2) L'historien subit-il l'influence des mémoires de la Seconde Guerre mondiale ?
Quand ces mémoires acquièrent une reconnaissance officielle, elles peuvent aboutir à ce que l'on
appelle des lois mémorielles et à un devoir de mémoire. Elles ont entraîné l'inquiétude des historiens qui
voient un danger à ce que le politique se mêle de la recherche et de l'enseignement de l'histoire.
Lois mémorielles : Lois votées par le pouvoir politique (agissant en tant que représentant des citoyens) pour
préciser une certaine vérité historique et interdire certaines interprétations
Devoir de mémoire : Notion définie par les pouvoirs politiques et des associations craignant que soient oubliés
certains événements du passé (et, donc, qu’ils puissent recommencer).

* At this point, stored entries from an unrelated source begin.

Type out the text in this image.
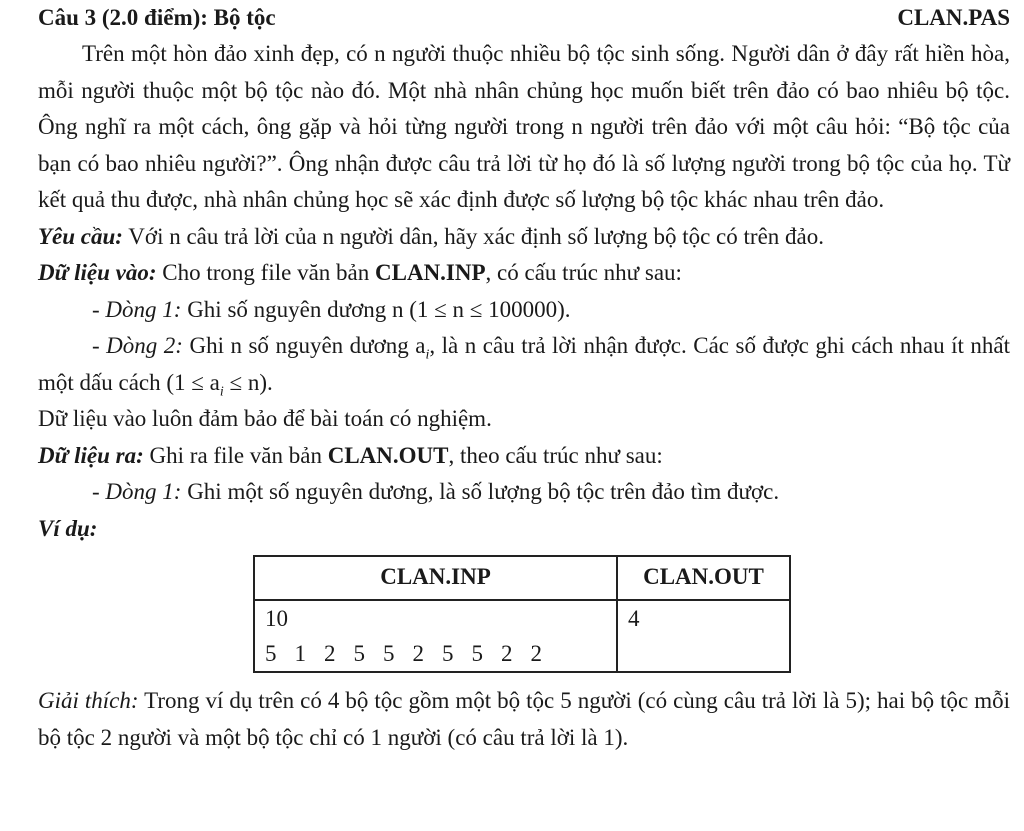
Câu 3 (2.0 điểm): Bộ tộc	CLAN.PAS

Trên một hòn đảo xinh đẹp, có n người thuộc nhiều bộ tộc sinh sống. Người dân ở đây rất hiền hòa, mỗi người thuộc một bộ tộc nào đó. Một nhà nhân chủng học muốn biết trên đảo có bao nhiêu bộ tộc. Ông nghĩ ra một cách, ông gặp và hỏi từng người trong n người trên đảo với một câu hỏi: “Bộ tộc của bạn có bao nhiêu người?”. Ông nhận được câu trả lời từ họ đó là số lượng người trong bộ tộc của họ. Từ kết quả thu được, nhà nhân chủng học sẽ xác định được số lượng bộ tộc khác nhau trên đảo.

Yêu cầu: Với n câu trả lời của n người dân, hãy xác định số lượng bộ tộc có trên đảo.

Dữ liệu vào: Cho trong file văn bản CLAN.INP, có cấu trúc như sau:

- Dòng 1: Ghi số nguyên dương n (1 ≤ n ≤ 100000).

- Dòng 2: Ghi n số nguyên dương $a_i$, là n câu trả lời nhận được. Các số được ghi cách nhau ít nhất một dấu cách $(1 \le a_i \le n)$.

Dữ liệu vào luôn đảm bảo để bài toán có nghiệm.

Dữ liệu ra: Ghi ra file văn bản CLAN.OUT, theo cấu trúc như sau:

- Dòng 1: Ghi một số nguyên dương, là số lượng bộ tộc trên đảo tìm được.

Ví dụ:

CLAN.INP	CLAN.OUT

10
5 1 2 5 5 2 5 5 2 2	4

Giải thích: Trong ví dụ trên có 4 bộ tộc gồm một bộ tộc 5 người (có cùng câu trả lời là 5); hai bộ tộc mỗi bộ tộc 2 người và một bộ tộc chỉ có 1 người (có câu trả lời là 1).
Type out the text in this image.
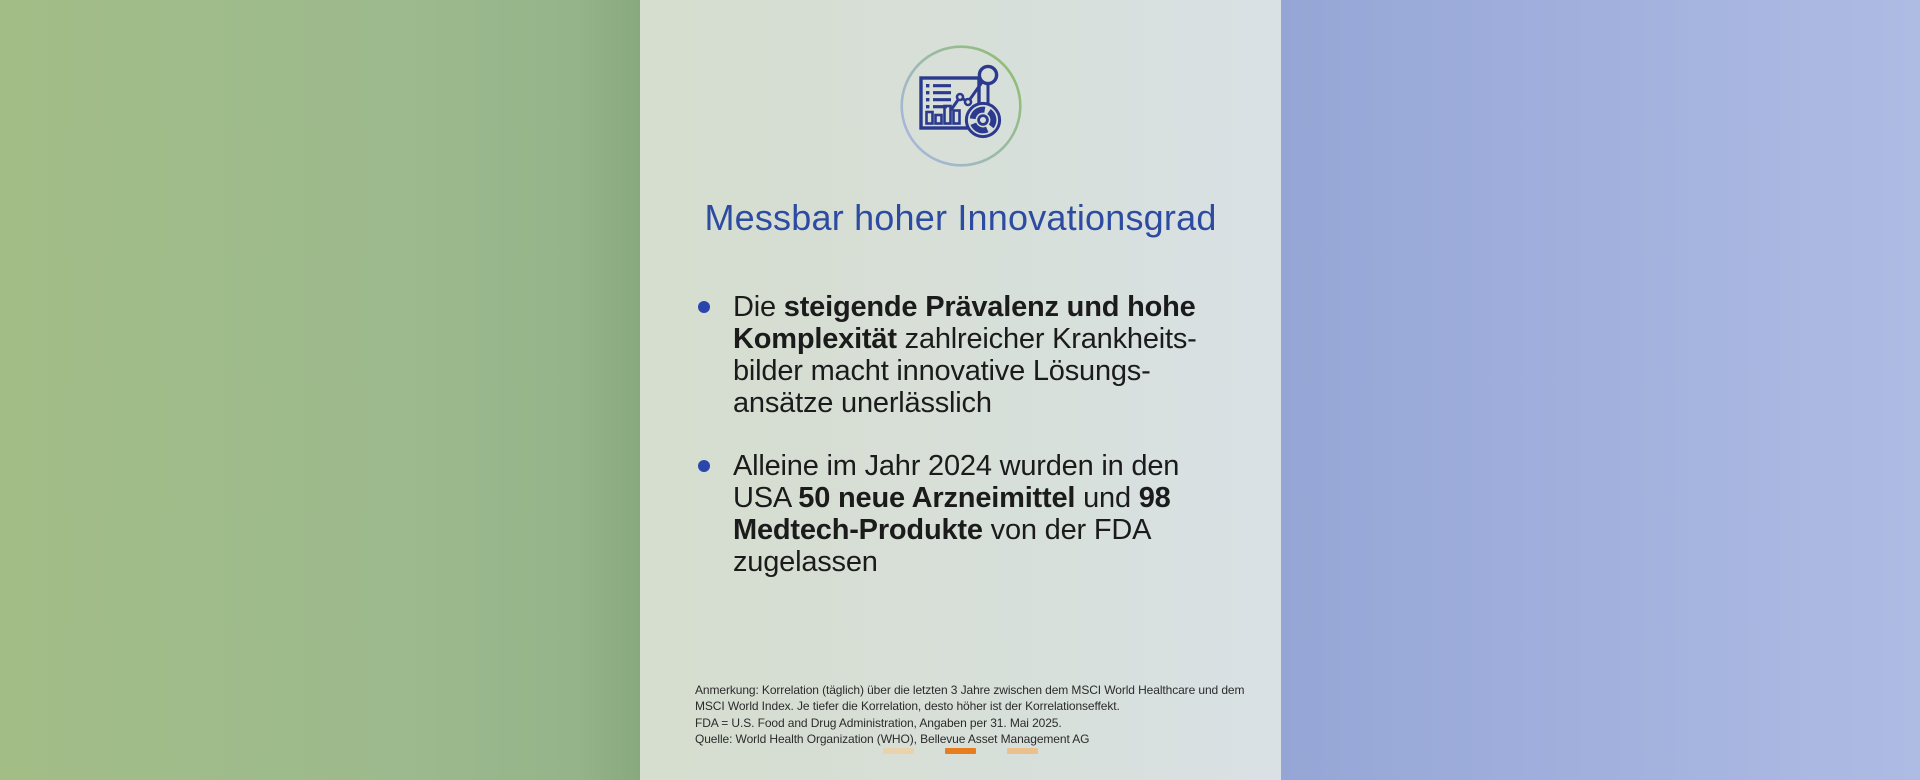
Messbar hoher Innovationsgrad
Die steigende Prävalenz und hohe
Komplexität zahlreicher Krankheits-
bilder macht innovative Lösungs-
ansätze unerlässlich
Alleine im Jahr 2024 wurden in den
USA 50 neue Arzneimittel und 98
Medtech-Produkte von der FDA
zugelassen
Anmerkung: Korrelation (täglich) über die letzten 3 Jahre zwischen dem MSCI World Healthcare und dem
MSCI World Index. Je tiefer die Korrelation, desto höher ist der Korrelationseffekt.
FDA = U.S. Food and Drug Administration, Angaben per 31. Mai 2025.
Quelle: World Health Organization (WHO), Bellevue Asset Management AG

Le philosophe Paul Ricoeur le définit
comme « une injonction à se souvenir ». Même si certaines formes pouvaient exister depuis longtemps, la
notion s’est imposée depuis les années 1990.
Sur
cette
notion,
vous
pouvez
obtenir
des
informations
plus
précises
ici :
http://www.cndp.fr/crdpreims/memoire/enseigner/memoire_histoire/05historiens1.htm et là : http://sauvonslhistoire.historia.fr/3/les-quatre-loismemorielles
Enfin l’affirmation de ces mémoires peut influencer le travail de l'historien. Lors d'une interview
accordée au journal Libération le 29 janvier 2001, Pierre Laborie évoque l'effet qu'a eu sur lui la sortie en salle
du film de Marcel Ophuls, en 1971, Le chagrin et la pitié. Il parle de l’enthousiasme soulevé par la dénonciation
d'une France profondément ancrée dans la collaboration et le pétainisme. Il reconnaît ne pas avoir fait preuve
de distance et admet : « Incontestablement, je suis instrumentalisé, et parfois je risque de l’être sans le
vouloir. » Selon lui, au regard de ce risque ou à cause de ce risque, il est nécessaire de procéder à une
relecture permanente de l'Histoire.
On se rend compte que les relations entre l’historien et l’objet, la période, qu’il étudie sont
compliquées, spécialement lorsque des pressions extérieures fortes peuvent s’exercer. L'historien peut donc
influencer les mémoires de la Seconde Guerre mondiale en apportant le produit de son travail d’analyse des
archives mais, au contraire, l'émergence et l'affirmation de certaines mémoires peuvent influencer son champ
de recherche de manière positive ou négative.